The US government research concentrates on whether radiation can affect the blood supply to the brain. Its findings contradict previously inconclusive research, which has focused solely on whether mobile phones can cause cancer in the human brain.
The study found that exposure to microwave radiation emitted by GSM phones and other wireless home and office technology is capable of breaking down the 'blood-brain' barrier, a permeable network of capillaries that allows essential substances such as glucose to permeate the brain and fuel its metabolism.

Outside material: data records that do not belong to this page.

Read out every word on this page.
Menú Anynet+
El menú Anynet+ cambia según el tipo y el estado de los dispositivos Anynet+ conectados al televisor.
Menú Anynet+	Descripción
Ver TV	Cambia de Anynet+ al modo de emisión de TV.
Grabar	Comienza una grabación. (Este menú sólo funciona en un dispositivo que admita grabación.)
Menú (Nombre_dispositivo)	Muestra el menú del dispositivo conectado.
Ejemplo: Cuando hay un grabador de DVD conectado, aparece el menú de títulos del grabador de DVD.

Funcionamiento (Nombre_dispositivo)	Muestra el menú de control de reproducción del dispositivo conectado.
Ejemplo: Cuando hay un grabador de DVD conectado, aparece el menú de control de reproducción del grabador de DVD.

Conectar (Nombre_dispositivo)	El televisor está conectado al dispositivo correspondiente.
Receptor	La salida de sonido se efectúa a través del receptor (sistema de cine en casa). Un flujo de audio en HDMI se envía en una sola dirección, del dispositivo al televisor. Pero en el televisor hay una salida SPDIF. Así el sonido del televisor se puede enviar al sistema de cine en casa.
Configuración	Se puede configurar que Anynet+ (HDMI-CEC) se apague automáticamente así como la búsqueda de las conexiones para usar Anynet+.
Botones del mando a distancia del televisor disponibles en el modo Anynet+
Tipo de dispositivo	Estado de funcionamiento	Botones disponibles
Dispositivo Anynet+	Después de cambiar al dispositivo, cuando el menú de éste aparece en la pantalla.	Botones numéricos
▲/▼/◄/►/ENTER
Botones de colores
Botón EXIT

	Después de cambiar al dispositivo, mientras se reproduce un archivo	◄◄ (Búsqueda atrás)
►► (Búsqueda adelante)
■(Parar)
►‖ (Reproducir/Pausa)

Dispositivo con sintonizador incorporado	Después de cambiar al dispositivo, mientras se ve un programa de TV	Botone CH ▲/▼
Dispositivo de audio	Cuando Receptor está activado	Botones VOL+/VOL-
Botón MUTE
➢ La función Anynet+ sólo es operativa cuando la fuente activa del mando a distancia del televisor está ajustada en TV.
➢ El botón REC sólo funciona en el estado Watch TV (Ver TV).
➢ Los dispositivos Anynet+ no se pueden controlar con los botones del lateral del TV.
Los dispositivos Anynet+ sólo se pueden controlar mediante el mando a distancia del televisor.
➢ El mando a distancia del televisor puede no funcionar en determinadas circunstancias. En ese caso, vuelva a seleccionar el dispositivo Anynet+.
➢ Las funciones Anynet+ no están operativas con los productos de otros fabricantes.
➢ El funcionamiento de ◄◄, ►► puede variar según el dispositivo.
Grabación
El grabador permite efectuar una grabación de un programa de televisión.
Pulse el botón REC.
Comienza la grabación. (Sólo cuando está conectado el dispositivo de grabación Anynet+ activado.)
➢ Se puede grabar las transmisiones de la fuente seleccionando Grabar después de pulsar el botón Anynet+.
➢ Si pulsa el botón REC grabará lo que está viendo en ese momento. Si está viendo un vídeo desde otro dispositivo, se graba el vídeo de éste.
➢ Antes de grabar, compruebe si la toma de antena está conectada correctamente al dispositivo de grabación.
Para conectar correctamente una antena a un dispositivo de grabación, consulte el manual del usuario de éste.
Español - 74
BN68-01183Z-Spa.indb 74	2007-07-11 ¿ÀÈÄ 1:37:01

This breakdown releases a protein called albumin that can trigger the destruction of cells, resulting in reduced brain capacity and possibly inducing premature senility.
And although the research is still in its infancy, it is thought that the effects of the release of albumin are irreversible and may even promote other brain diseases.
Dr Leif Salford, a neurosurgeon from the Department of Neurosurgery at Lund University in Sweden, conducted the research using laboratory rats. He suggested that long-term use of mobile handsets could indeed have potentially harmful long-term effects.
"The voluntary exposure of the brain to microwaves from mobile phones by one-fourth of the world's population has been called the largest human biologic experiment ever," he said.
The research also suggests that the effect of the breakdown of the blood-brain barrier may be particularly harmful to teenagers due to their extended phone use.
Dr Salford concluded: "We cannot exclude that after some decades of (often) daily use, a whole generation of users may suffer negative effects."